Here's a little Wiki on the meaning of modern platonism. It's a thing among
the math-nerd type of philosophers.
Modern Platonism
Apart from historical Platonism originating from thinkers such as Plato
himself, Numenius, Plotinus, Augustine and Proclus, we may wish to consider the
theory of abstract objects in the modern sense.

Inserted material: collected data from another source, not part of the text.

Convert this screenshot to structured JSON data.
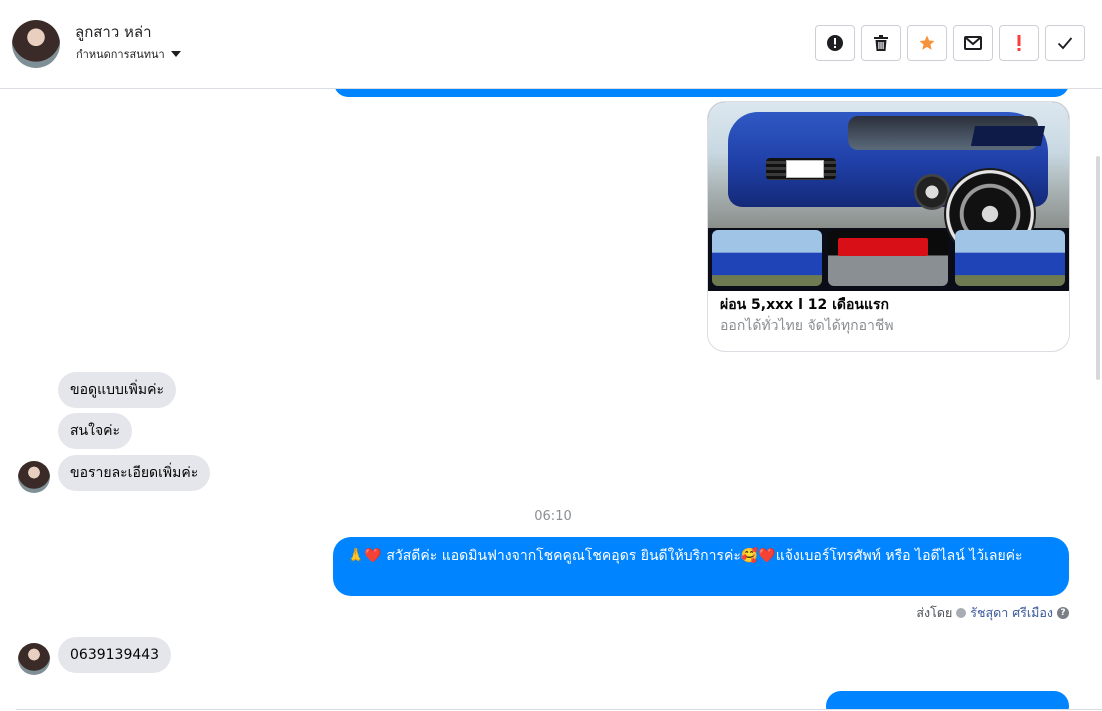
{
  "header": {
    "contact_name": "ลูกสาว หล่า",
    "assign_label": "กำหนดการสนทนา",
    "actions": [
      {
        "name": "report-spam-button",
        "icon": "alert-circle-icon"
      },
      {
        "name": "delete-button",
        "icon": "trash-icon"
      },
      {
        "name": "star-button",
        "icon": "star-icon",
        "color": "#f7923a"
      },
      {
        "name": "mark-unread-button",
        "icon": "envelope-icon"
      },
      {
        "name": "follow-up-button",
        "icon": "exclamation-icon",
        "color": "#fa3e3e"
      },
      {
        "name": "mark-done-button",
        "icon": "check-icon"
      }
    ]
  },
  "conversation": {
    "link_card": {
      "title": "ผ่อน 5,xxx l 12 เดือนแรก",
      "subtitle": "ออกได้ทั่วไทย จัดได้ทุกอาชีพ"
    },
    "incoming_1": [
      "ขอดูแบบเพิ่มค่ะ",
      "สนใจค่ะ",
      "ขอรายละเอียดเพิ่มค่ะ"
    ],
    "timestamp": "06:10",
    "outgoing_text": "🙏❤️ สวัสดีค่ะ แอดมินฟางจากโชคคูณโชคอุดร ยินดีให้บริการค่ะ🥰❤️แจ้งเบอร์โทรศัพท์ หรือ ไอดีไลน์  ไว้เลยค่ะ",
    "sent_by_label": "ส่งโดย",
    "sent_by_agent": "รัชสุดา ศรีเมือง",
    "incoming_2": "0639139443"
  },
  "colors": {
    "outgoing_bubble": "#0084ff",
    "incoming_bubble": "#e4e6eb",
    "star": "#f7923a",
    "alert": "#fa3e3e"
  }
}
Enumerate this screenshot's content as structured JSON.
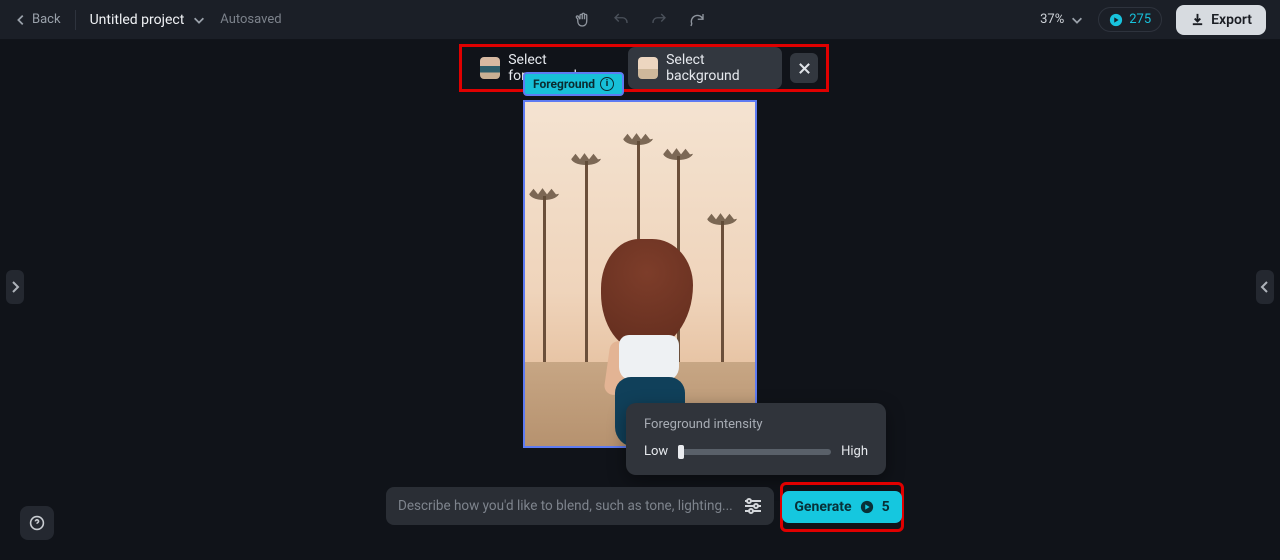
{
  "topbar": {
    "back": "Back",
    "project_name": "Untitled project",
    "autosaved": "Autosaved",
    "zoom": "37%",
    "credits": "275",
    "export": "Export"
  },
  "selector": {
    "foreground": "Select foreground",
    "background": "Select background"
  },
  "badge": {
    "label": "Foreground"
  },
  "intensity": {
    "title": "Foreground intensity",
    "low": "Low",
    "high": "High"
  },
  "prompt": {
    "placeholder": "Describe how you'd like to blend, such as tone, lighting..."
  },
  "generate": {
    "label": "Generate",
    "cost": "5"
  }
}
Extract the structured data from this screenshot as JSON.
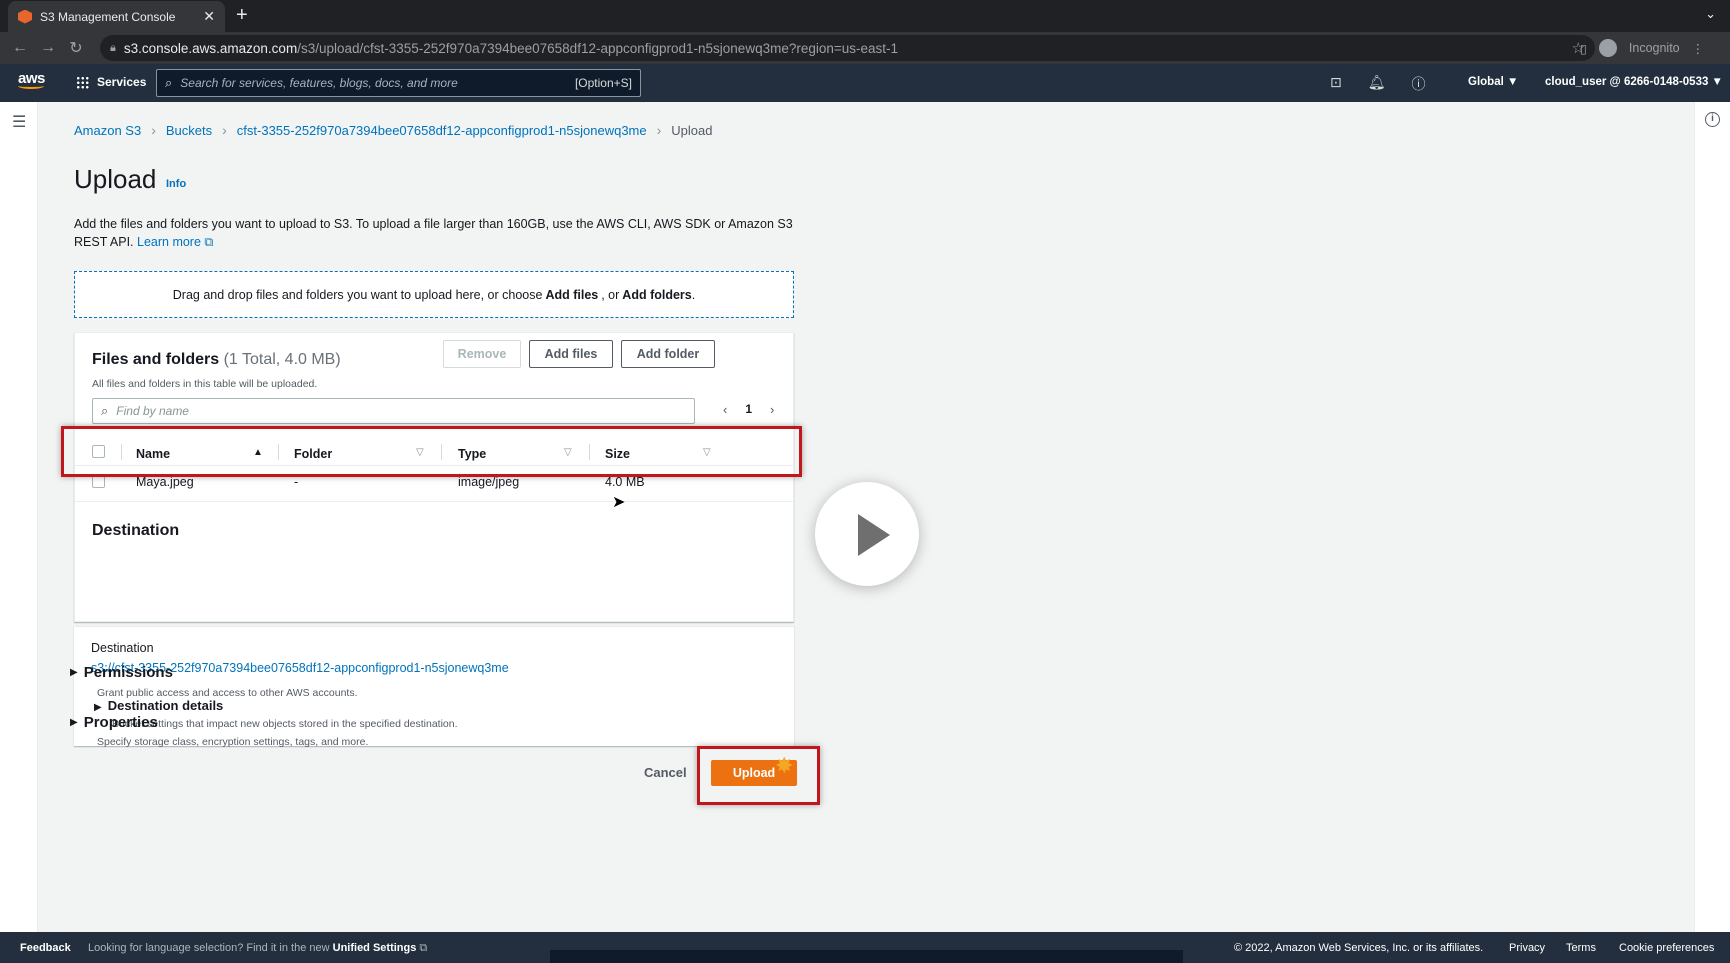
{
  "browser": {
    "tab_title": "S3 Management Console",
    "tab_close": "✕",
    "new_tab": "+",
    "url_host": "s3.console.aws.amazon.com",
    "url_path": "/s3/upload/cfst-3355-252f970a7394bee07658df12-appconfigprod1-n5sjonewq3me?region=us-east-1",
    "incognito_label": "Incognito"
  },
  "awsnav": {
    "logo": "aws",
    "services_label": "Services",
    "search_placeholder": "Search for services, features, blogs, docs, and more",
    "search_shortcut": "[Option+S]",
    "region": "Global ▼",
    "account": "cloud_user @ 6266-0148-0533 ▼"
  },
  "breadcrumb": {
    "items": [
      "Amazon S3",
      "Buckets",
      "cfst-3355-252f970a7394bee07658df12-appconfigprod1-n5sjonewq3me"
    ],
    "current": "Upload"
  },
  "page": {
    "title": "Upload",
    "info": "Info",
    "description": "Add the files and folders you want to upload to S3. To upload a file larger than 160GB, use the AWS CLI, AWS SDK or Amazon S3 REST API.",
    "learn_more": "Learn more",
    "dropzone_pre": "Drag and drop files and folders you want to upload here, or choose",
    "dropzone_add_files": "Add files",
    "dropzone_or": ", or",
    "dropzone_add_folders": "Add folders",
    "dropzone_end": "."
  },
  "files": {
    "heading": "Files and folders",
    "count": "(1 Total, 4.0 MB)",
    "subtitle": "All files and folders in this table will be uploaded.",
    "remove_label": "Remove",
    "add_files_label": "Add files",
    "add_folder_label": "Add folder",
    "find_placeholder": "Find by name",
    "page_number": "1",
    "columns": [
      "Name",
      "Folder",
      "Type",
      "Size"
    ],
    "rows": [
      {
        "name": "Maya.jpeg",
        "folder": "-",
        "type": "image/jpeg",
        "size": "4.0 MB"
      }
    ]
  },
  "destination": {
    "heading": "Destination",
    "label": "Destination",
    "link": "s3://cfst-3355-252f970a7394bee07658df12-appconfigprod1-n5sjonewq3me",
    "details_title": "Destination details",
    "details_sub": "Bucket settings that impact new objects stored in the specified destination."
  },
  "permissions": {
    "title": "Permissions",
    "sub": "Grant public access and access to other AWS accounts."
  },
  "properties": {
    "title": "Properties",
    "sub": "Specify storage class, encryption settings, tags, and more."
  },
  "actions": {
    "cancel_label": "Cancel",
    "upload_label": "Upload"
  },
  "footer": {
    "feedback": "Feedback",
    "lang_text": "Looking for language selection? Find it in the new",
    "unified_settings": "Unified Settings",
    "copyright": "© 2022, Amazon Web Services, Inc. or its affiliates.",
    "privacy": "Privacy",
    "terms": "Terms",
    "cookies": "Cookie preferences"
  },
  "colors": {
    "aws_nav": "#232f3e",
    "link": "#0073bb",
    "primary_button": "#ec7211",
    "highlight_box": "#c0171c"
  }
}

Platonism is the view that there exist such things as abstract objects — where
an abstract object is an object that does not exist in space or time and which
is therefore entirely non-physical and non-mental. Platonism in this sense is a
contemporary view.[7]This modern platonism (conventionally written with a small
"p" to distinguish it from the ancient schools) has been endorsed in one way or
another at one time or another by numerous philosophers (most of whom taking a
particular interest in the philosophy and foundations of logic and
mathematics), including Bernard Bolzano, Gottlob Frege, Edmund Husserl,
Bertrand Russell, Alonzo Church, Kurt Gödel, W.V. Quine, Hilary Putnam, George
Bealer and Edward Zalta. Modern platonism recognizes a range of objects,
including numbers, sets, truth values, properties, types, propositions and
meanings.
> [Ham]
> > It's unclear why the author characterized platonists as
> > "realists", inasmuch as Plato is regarded as the father of Idealism.
>
> Platonists (& Plato) are considered realists because the former hold that
> reality precedes
> our IDEA of it.
> Plato's "idealism" consisted in his Forms as IDEALs, not as with the
> Idealists,
> that reality consists in our IDEAs.